Thursday, March 24, 2016

Literary Noise in the Twenty-First Century

I recently read again Sherwood Anderson’s Winesburg, Ohio. This is a novel (or collection of short stories, however you want to label it) that had a profound impact on revered 20th-century writers such as Hemingway and Faulkner. Literary critics say that this book evolved (I won’t go so far as to say “revolutionized”) literary fiction and, in so doing, inspired other American authors, in particular, to adopt and adapt Anderson's contribution in their own writing.

What does this have to do with “literary noise”?

There is very little literary noise in Anderson’s novel, if you forgive the propensity of prior literary generations in using way more adjectives and adverbs than we are “supposed” to use today. In the intervening decades since Anderson’s book was published, we have moved to worshiping “show don’t tell” in literary fiction and creative nonfiction. Some editors even state that the adverb is or should be dead in literary fiction and that adjectives and adverbs should be replaced by evocative descriptions of what characters are doing, implying what the adjective would have declared.

With the human predilection to believe that if some is good, more is better, we now find writing that is so stripped of modifiers that it requires long passages just to get at what the characters are doing or what can be expressed viscerally about the scene.

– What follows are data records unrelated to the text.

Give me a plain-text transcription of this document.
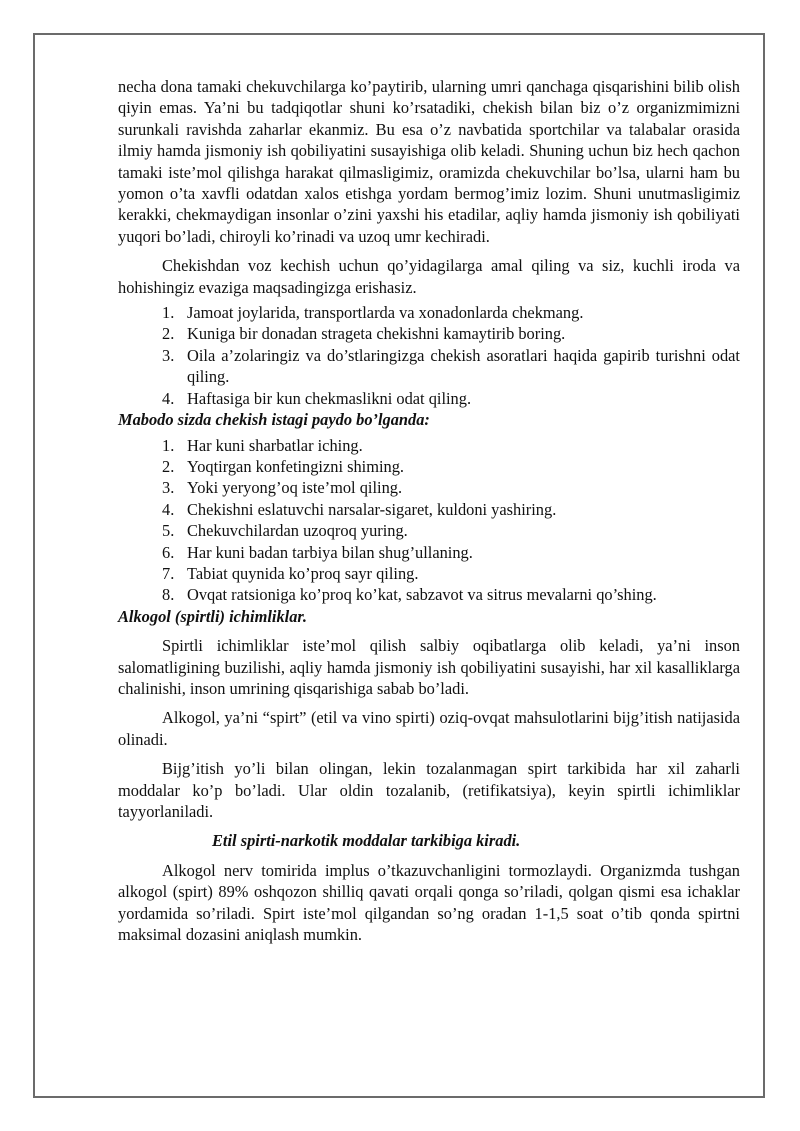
necha dona tamaki chekuvchilarga ko’paytirib, ularning umri qanchaga qisqarishini bilib olish qiyin emas. Ya’ni bu tadqiqotlar shuni ko’rsatadiki, chekish bilan biz o’z organizmimizni surunkali ravishda zaharlar ekanmiz. Bu esa o’z navbatida sportchilar va talabalar orasida ilmiy hamda jismoniy ish qobiliyatini susayishiga olib keladi. Shuning uchun biz hech qachon tamaki iste’mol qilishga harakat qilmasligimiz, oramizda chekuvchilar bo’lsa, ularni ham bu yomon o’ta xavfli odatdan xalos etishga yordam bermog’imiz lozim. Shuni unutmasligimiz kerakki, chekmaydigan insonlar o’zini yaxshi his etadilar, aqliy hamda jismoniy ish qobiliyati yuqori bo’ladi, chiroyli ko’rinadi va uzoq umr kechiradi.

Chekishdan voz kechish uchun qo’yidagilarga amal qiling va siz, kuchli iroda va hohishingiz evaziga maqsadingizga erishasiz.

1. Jamoat joylarida, transportlarda va xonadonlarda chekmang.
2. Kuniga bir donadan strageta chekishni kamaytirib boring.
3. Oila a’zolaringiz va do’stlaringizga chekish asoratlari haqida gapirib turishni odat qiling.
4. Haftasiga bir kun chekmaslikni odat qiling.

Mabodo sizda chekish istagi paydo bo’lganda:

1. Har kuni sharbatlar iching.
2. Yoqtirgan konfetingizni shiming.
3. Yoki yeryong’oq iste’mol qiling.
4. Chekishni eslatuvchi narsalar-sigaret, kuldoni yashiring.
5. Chekuvchilardan uzoqroq yuring.
6. Har kuni badan tarbiya bilan shug’ullaning.
7. Tabiat quynida ko’proq sayr qiling.
8. Ovqat ratsioniga ko’proq ko’kat, sabzavot va sitrus mevalarni qo’shing.

Alkogol (spirtli) ichimliklar.

Spirtli ichimliklar iste’mol qilish salbiy oqibatlarga olib keladi, ya’ni inson salomatligining buzilishi, aqliy hamda jismoniy ish qobiliyatini susayishi, har xil kasalliklarga chalinishi, inson umrining qisqarishiga sabab bo’ladi.

Alkogol, ya’ni “spirt” (etil va vino spirti) oziq-ovqat mahsulotlarini bijg’itish natijasida olinadi.

Bijg’itish yo’li bilan olingan, lekin tozalanmagan spirt tarkibida har xil zaharli moddalar ko’p bo’ladi. Ular oldin tozalanib, (retifikatsiya), keyin spirtli ichimliklar tayyorlaniladi.

Etil spirti-narkotik moddalar tarkibiga kiradi.

Alkogol nerv tomirida implus o’tkazuvchanligini tormozlaydi. Organizmda tushgan alkogol (spirt) 89% oshqozon shilliq qavati orqali qonga so’riladi, qolgan qismi esa ichaklar yordamida so’riladi. Spirt iste’mol qilgandan so’ng oradan 1-1,5 soat o’tib qonda spirtni maksimal dozasini aniqlash mumkin.
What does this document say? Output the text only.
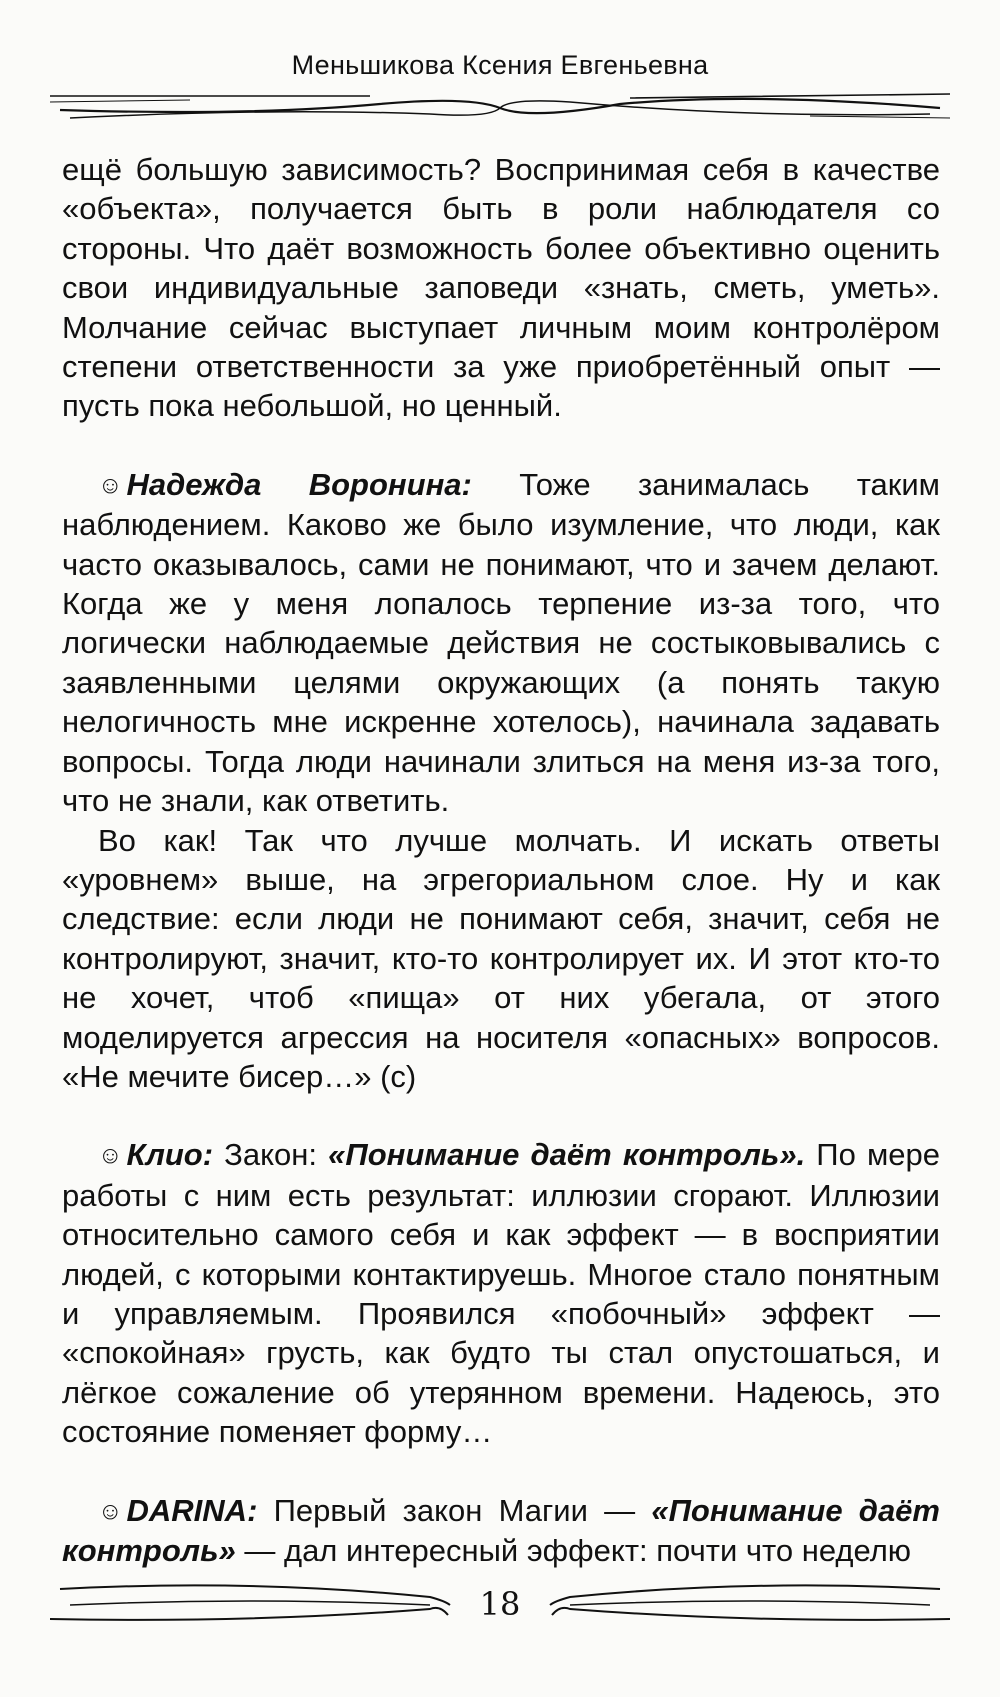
Меньшикова Ксения Евгеньевна

ещё большую зависимость? Воспринимая себя в качестве «объекта», получается быть в роли наблюдателя со стороны. Что даёт возможность более объективно оценить свои индивидуальные заповеди «знать, сметь, уметь». Молчание сейчас выступает личным моим контролёром степени ответственности за уже приобретённый опыт — пусть пока небольшой, но ценный.

☺ Надежда Воронина: Тоже занималась таким наблюдением. Каково же было изумление, что люди, как часто оказывалось, сами не понимают, что и зачем делают. Когда же у меня лопалось терпение из-за того, что логически наблюдаемые действия не состыковывались с заявленными целями окружающих (а понять такую нелогичность мне искренне хотелось), начинала задавать вопросы. Тогда люди начинали злиться на меня из-за того, что не знали, как ответить.

Во как! Так что лучше молчать. И искать ответы «уровнем» выше, на эгрегориальном слое. Ну и как следствие: если люди не понимают себя, значит, себя не контролируют, значит, кто-то контролирует их. И этот кто-то не хочет, чтоб «пища» от них убегала, от этого моделируется агрессия на носителя «опасных» вопросов. «Не мечите бисер…» (с)

☺ Клио: Закон: «Понимание даёт контроль». По мере работы с ним есть результат: иллюзии сгорают. Иллюзии относительно самого себя и как эффект — в восприятии людей, с которыми контактируешь. Многое стало понятным и управляемым. Проявился «побочный» эффект — «спокойная» грусть, как будто ты стал опустошаться, и лёгкое сожаление об утерянном времени. Надеюсь, это состояние поменяет форму…

☺ DARINA: Первый закон Магии — «Понимание даёт контроль» — дал интересный эффект: почти что неделю

18
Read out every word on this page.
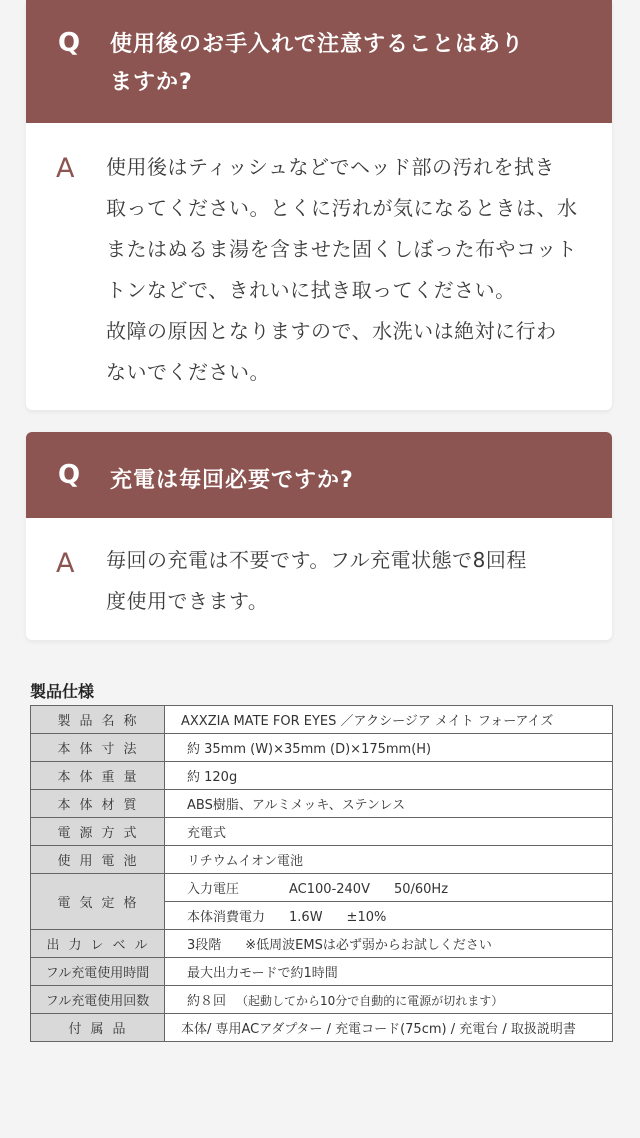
Q 使用後のお手入れで注意することはあり
ますか?
A 使用後はティッシュなどでヘッド部の汚れを拭き

取ってください。とくに汚れが気になるときは、水

またはぬるま湯を含ませた固くしぼった布やコット

トンなどで、きれいに拭き取ってください。

故障の原因となりますので、水洗いは絶対に行わ

ないでください。

Q 充電は毎回必要ですか?
A 毎回の充電は不要です。フル充電状態で8回程

度使用できます。

製品仕様
製品名称	AXXZIA MATE FOR EYES ／アクシージア メイト フォーアイズ
本体寸法	約 35mm (W)×35mm (D)×175mm(H)
本体重量	約 120g
本体材質	ABS樹脂、アルミメッキ、ステンレス
電源方式	充電式
使用電池	リチウムイオン電池
電気定格	入力電圧 AC100-240V 50/60Hz
	本体消費電力 1.6W ±10%
出力レベル	3段階 ※低周波EMSは必ず弱からお試しください
フル充電使用時間	最大出力モードで約1時間
フル充電使用回数	約８回 （起動してから10分で自動的に電源が切れます）
付属品	本体/ 専用ACアダプター / 充電コード(75cm) / 充電台 / 取扱説明書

"Moderation in all things" would urge that neither the use of modifiers nor of passages that replace them be used to an extreme. I believe the writer needs further latitude. In some stories and styles, multi-paragraph scene descriptions evoke and even reinforce the actions and feelings of the characters.  In Anderson's novel, the colors and weather conditions even substitute for direct descriptions and statements of characters' thoughts and feelings. For me, this is what makes a novel rich and aesthetically pleasing. It is not evocative writing in the minimalist-description sense but in the somewhat indirect way it speaks to the reader. It also, I believe, enhances. 

However, I know avid readers who pass over or skim these passages to get back to the "action." For them, all but action is noise that interferes and stalls the momentum of the story. 


In literature, is what constitutes noise only in the eye of the beholder?